The Conservative Cave

The Bar => The Lounge => Topic started by: Boudicca on December 22, 2010, 10:07:30 AM

Title: Things You Can Only Say at Christmas
Post by: Boudicca on December 22, 2010, 10:07:30 AM
Here are a list of things you can only say at Christmas:

1: I prefer breasts to legs.
2: Tying the legs together keeps the inside moist.
3: Smother the butter all over the breasts.
4: If I don't undo my trousers, I'll burst!
5: I've never seen a better spread!
6: I fancy a little dark meat for a change.
7: Are you ready for seconds yet?
8: It's a little dry, do you still want to eat it?
9: Just wait your turn, you'll get some!
10: Don't play with your meat!
11. Stuff it up between the legs as far as it will go.
12: Do you think you'll be able to handle all these people at once?
13: I didn't expect everyone to come at the same time!
14: You still have a little bit on your chin.
15: How long will it take after you put it in.
16: You'll know it's ready when it pops up.
17: Just pull the end and wait for the bang.
18: That's the biggest bird I've ever had!
19: I've been gobbling nuts all morning.
20: Wow, I didn't think I could handle all that and still want more.

Title: Re: Things You Can Only Say at Christmas
Post by: Eupher on December 22, 2010, 10:11:54 AM
21.  You mistle that toe one more time and I'll just have to shove all the coats off the bed and park you in it!
Title: Re: Things You Can Only Say at Christmas
Post by: Boudicca on December 22, 2010, 10:16:37 AM
21.  You mistle that toe one more time and I'll just have to shove all the coats off the bed and park you in it!

You're good, Euph, cuz I "liberated" that list from another website.  I shoulda given it credit. :hammer:to me

http://www.kontraband.com/jokes/15156/Things-You-Can-Only-Say-At-Xmas/
Title: Re: Things You Can Only Say at Christmas
Post by: Eupher on December 22, 2010, 10:22:02 AM
You're good, Euph, cuz I "liberated" that list from another website.  I shoulda given it credit. :hammer:to me

http://www.kontraband.com/jokes/15156/Things-You-Can-Only-Say-At-Xmas/

Nobody, including me, is crediting the "And Then The Fight Started" jokes in that thread - at least the last time I looked.

No harm done.

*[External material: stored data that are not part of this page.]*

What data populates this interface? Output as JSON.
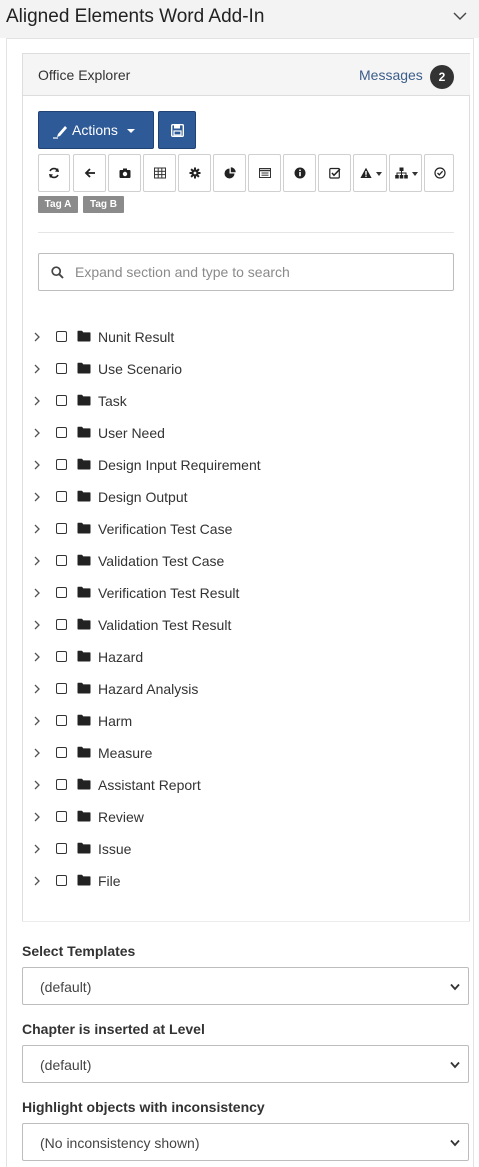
{
  "taskpane": {
    "title": "Aligned Elements Word Add-In"
  },
  "panel": {
    "title": "Office Explorer",
    "messages_label": "Messages",
    "messages_count": "2"
  },
  "toolbar": {
    "actions_label": "Actions",
    "icons": [
      "refresh-icon",
      "back-arrow-icon",
      "camera-icon",
      "table-icon",
      "gear-icon",
      "pie-chart-icon",
      "list-box-icon",
      "info-icon",
      "checkbox-icon",
      "warning-dropdown-icon",
      "hierarchy-dropdown-icon",
      "check-circle-icon"
    ]
  },
  "tags": [
    "Tag A",
    "Tag B"
  ],
  "search": {
    "placeholder": "Expand section and type to search"
  },
  "tree": {
    "items": [
      "Nunit Result",
      "Use Scenario",
      "Task",
      "User Need",
      "Design Input Requirement",
      "Design Output",
      "Verification Test Case",
      "Validation Test Case",
      "Verification Test Result",
      "Validation Test Result",
      "Hazard",
      "Hazard Analysis",
      "Harm",
      "Measure",
      "Assistant Report",
      "Review",
      "Issue",
      "File"
    ]
  },
  "settings": {
    "templates_label": "Select Templates",
    "templates_value": "(default)",
    "chapter_label": "Chapter is inserted at Level",
    "chapter_value": "(default)",
    "highlight_label": "Highlight objects with inconsistency",
    "highlight_value": "(No inconsistency shown)"
  },
  "colors": {
    "primary": "#2e5a97",
    "badge": "#333333",
    "tag": "#8b8b8b",
    "link": "#3b5d8a"
  }
}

Your list just gave me an excuse to get creative.  :cheersmate:
Title: Re: Things You Can Only Say at Christmas
Post by: Boudicca on December 22, 2010, 10:41:10 AM
Nobody, including me, is crediting the "And Then The Fight Started" jokes in that thread - at least the last time I looked.

No harm done. Your list just gave me an excuse to get creative.  :cheersmate:

Cool.  I hadn't heard these Christmas jokes before, but they tickled my funnybone.  I'm off to email the list to my contacts. :rotf:  Umm, perhaps I'll leave off the MIL. :whistling:
Title: Re: Things You Can Only Say at Christmas
Post by: NHSparky on December 22, 2010, 12:32:31 PM
I get to call random people on the street a HO.  Not just once, but three times.
Title: Re: Things You Can Only Say at Christmas
Post by: Boudicca on December 22, 2010, 02:13:28 PM
I get to call random people on the street a HO.  Not just once, but three times.

Good one. :-)
Title: Re: Things You Can Only Say at Christmas
Post by: olde north church on December 22, 2010, 02:42:04 PM
23.  How do these balls look?
Title: Re: Things You Can Only Say at Christmas
Post by: Boudicca on December 22, 2010, 04:24:40 PM
23.  How do these balls look?

I don't know, ask me in the morning. :-) :rotf:

Youall are sure creative.  Been dipping in the eggnog?